Who it suits and who it does not
Persimmon works well for home cooks, professionals in food writing or agriculture, and diners who value restraint and freshness over richness or visual drama. It suits a quiet date or a small group of people comfortable with silence between courses. It does not suit large parties (the room is small), diners seeking vegetarian options (the menu typically includes only one), or anyone looking for familiar comfort food. Desserts are not heavy, so it is not the choice if you want an indulgent finish.
What the first visit involves
Arrive between 5:30 and 10 p.m. (Persimmon is open Wednesday through Saturday for dinner only). The dining room is intimate but not formal; you will see the open kitchen and watch cooks plate dishes. Service is knowledgeable and paced to let you move through courses without rush. There is no menu preview online, so arrive ready to respond to what the kitchen is sourcing that season. Expect to spend roughly two and a half hours, including drinks and dessert.

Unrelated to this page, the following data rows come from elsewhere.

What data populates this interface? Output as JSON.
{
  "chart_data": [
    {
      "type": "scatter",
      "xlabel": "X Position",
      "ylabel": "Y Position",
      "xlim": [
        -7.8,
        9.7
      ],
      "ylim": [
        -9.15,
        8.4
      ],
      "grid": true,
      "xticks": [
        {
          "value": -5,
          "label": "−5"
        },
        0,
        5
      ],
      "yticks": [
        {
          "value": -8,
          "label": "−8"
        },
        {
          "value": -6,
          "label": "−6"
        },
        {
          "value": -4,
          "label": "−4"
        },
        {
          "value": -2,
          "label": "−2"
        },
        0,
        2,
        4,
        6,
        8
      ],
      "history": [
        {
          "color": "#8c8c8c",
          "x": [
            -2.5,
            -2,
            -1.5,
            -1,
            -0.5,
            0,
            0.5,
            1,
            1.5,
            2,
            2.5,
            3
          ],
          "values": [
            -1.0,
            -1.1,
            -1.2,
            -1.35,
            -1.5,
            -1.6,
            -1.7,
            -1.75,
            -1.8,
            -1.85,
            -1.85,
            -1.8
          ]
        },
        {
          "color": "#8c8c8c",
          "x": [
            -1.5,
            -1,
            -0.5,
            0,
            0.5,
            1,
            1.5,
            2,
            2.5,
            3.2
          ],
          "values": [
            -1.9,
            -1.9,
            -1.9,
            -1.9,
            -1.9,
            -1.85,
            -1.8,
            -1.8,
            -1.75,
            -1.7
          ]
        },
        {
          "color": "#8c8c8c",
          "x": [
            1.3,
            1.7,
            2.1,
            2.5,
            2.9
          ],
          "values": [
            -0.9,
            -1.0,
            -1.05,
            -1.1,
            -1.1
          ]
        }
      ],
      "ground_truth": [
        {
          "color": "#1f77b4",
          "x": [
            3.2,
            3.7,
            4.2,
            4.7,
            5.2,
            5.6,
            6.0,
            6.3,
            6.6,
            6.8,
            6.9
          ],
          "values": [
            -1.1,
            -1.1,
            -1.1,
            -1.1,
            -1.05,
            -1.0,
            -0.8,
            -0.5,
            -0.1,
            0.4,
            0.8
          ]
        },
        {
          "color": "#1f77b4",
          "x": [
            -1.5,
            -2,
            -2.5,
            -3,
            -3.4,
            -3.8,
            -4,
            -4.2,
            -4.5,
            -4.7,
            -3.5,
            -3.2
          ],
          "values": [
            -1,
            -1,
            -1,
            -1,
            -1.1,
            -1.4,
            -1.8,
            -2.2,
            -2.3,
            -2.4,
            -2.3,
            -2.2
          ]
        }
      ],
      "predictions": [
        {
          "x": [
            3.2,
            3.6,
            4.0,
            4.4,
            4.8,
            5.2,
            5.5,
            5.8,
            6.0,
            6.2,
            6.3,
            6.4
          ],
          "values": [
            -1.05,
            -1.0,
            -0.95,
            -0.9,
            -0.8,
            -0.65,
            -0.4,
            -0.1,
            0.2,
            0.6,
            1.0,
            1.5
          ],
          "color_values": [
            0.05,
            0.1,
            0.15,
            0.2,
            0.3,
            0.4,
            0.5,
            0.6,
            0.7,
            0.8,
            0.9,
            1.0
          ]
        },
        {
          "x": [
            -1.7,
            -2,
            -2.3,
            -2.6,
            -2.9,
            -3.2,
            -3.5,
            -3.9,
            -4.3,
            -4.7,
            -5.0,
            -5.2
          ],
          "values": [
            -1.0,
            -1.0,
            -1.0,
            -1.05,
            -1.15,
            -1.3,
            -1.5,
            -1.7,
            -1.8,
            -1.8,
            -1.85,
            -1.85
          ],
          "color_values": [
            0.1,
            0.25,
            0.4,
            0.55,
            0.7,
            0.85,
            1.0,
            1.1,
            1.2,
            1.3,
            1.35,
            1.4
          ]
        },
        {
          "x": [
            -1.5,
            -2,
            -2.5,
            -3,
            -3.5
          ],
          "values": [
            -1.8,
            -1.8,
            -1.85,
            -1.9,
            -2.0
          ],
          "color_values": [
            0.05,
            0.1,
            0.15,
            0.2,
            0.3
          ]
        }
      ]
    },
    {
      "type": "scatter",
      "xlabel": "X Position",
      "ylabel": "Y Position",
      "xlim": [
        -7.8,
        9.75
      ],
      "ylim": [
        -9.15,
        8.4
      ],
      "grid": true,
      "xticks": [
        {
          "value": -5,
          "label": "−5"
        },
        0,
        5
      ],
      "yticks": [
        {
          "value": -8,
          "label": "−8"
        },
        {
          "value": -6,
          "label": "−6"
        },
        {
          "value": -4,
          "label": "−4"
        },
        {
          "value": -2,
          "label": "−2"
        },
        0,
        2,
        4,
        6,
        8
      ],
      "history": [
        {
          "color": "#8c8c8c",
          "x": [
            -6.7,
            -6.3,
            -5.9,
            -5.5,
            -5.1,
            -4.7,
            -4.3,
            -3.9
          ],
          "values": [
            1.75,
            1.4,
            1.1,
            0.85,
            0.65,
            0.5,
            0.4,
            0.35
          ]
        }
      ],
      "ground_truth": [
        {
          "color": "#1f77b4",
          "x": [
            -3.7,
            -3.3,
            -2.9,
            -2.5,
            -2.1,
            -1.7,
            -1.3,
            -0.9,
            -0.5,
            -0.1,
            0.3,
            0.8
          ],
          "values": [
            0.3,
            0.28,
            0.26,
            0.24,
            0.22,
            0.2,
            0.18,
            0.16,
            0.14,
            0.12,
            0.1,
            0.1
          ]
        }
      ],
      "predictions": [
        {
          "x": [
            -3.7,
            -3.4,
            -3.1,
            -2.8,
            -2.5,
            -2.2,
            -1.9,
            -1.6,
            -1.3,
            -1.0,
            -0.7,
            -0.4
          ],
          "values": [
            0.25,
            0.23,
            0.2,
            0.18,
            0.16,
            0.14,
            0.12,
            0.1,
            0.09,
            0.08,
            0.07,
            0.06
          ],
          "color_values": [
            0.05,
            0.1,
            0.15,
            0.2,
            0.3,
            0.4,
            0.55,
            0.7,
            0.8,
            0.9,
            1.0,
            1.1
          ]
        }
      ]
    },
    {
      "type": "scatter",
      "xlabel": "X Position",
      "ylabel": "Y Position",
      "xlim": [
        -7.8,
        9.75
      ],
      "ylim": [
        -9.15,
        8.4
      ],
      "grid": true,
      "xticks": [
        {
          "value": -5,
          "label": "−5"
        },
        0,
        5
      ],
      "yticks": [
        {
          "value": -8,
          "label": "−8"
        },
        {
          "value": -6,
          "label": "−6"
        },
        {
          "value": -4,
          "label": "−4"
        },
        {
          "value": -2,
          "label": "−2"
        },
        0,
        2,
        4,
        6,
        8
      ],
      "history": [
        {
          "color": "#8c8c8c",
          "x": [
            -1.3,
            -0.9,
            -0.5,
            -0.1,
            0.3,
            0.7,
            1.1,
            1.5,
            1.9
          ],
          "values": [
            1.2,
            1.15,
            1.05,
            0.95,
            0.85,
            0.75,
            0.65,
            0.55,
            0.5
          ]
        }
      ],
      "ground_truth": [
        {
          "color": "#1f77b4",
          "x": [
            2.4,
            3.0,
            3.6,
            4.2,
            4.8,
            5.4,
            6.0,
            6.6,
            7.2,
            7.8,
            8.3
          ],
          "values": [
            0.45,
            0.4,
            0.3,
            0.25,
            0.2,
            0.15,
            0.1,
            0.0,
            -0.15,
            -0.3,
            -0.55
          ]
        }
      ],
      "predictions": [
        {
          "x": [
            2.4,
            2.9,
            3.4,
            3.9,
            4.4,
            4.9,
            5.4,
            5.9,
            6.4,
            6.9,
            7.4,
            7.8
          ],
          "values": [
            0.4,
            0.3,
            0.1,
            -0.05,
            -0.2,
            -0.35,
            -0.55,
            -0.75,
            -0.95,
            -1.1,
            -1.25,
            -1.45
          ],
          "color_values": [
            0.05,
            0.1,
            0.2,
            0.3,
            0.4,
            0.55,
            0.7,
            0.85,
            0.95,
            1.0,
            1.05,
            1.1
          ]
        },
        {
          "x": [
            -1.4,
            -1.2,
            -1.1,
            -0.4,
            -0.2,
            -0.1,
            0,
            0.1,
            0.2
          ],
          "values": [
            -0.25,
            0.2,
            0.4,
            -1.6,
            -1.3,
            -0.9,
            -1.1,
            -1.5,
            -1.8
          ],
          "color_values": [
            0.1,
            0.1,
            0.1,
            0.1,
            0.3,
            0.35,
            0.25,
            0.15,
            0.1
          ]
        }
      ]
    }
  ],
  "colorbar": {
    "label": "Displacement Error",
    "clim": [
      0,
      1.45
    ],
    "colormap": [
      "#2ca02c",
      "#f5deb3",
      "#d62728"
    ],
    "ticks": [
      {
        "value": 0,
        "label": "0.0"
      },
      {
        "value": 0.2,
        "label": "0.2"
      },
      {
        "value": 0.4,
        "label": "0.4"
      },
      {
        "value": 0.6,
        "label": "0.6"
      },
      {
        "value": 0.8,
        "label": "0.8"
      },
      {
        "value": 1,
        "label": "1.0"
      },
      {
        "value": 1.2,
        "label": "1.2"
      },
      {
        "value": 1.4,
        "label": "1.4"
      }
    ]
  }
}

Hours, parking, and logistics
Persimmon operates Wednesday through Saturday from 5:30 to 10 p.m. Street parking is available on the surrounding Canton streets, though it can be tight on weekends; there is no dedicated lot. The restaurant does not take reservations; seating is first-come, first-served, and a wait of 30 minutes to an hour is common on Friday and Saturday nights. Call ahead to confirm hours, as seasonal closures occasionally occur.
Persimmon deserves its position in Baltimore's dining landscape because it treats sourcing and simplicity as primary disciplines rather than marketing language, and it has sustained that commitment across four years in a neighborhood increasingly dense with new restaurants.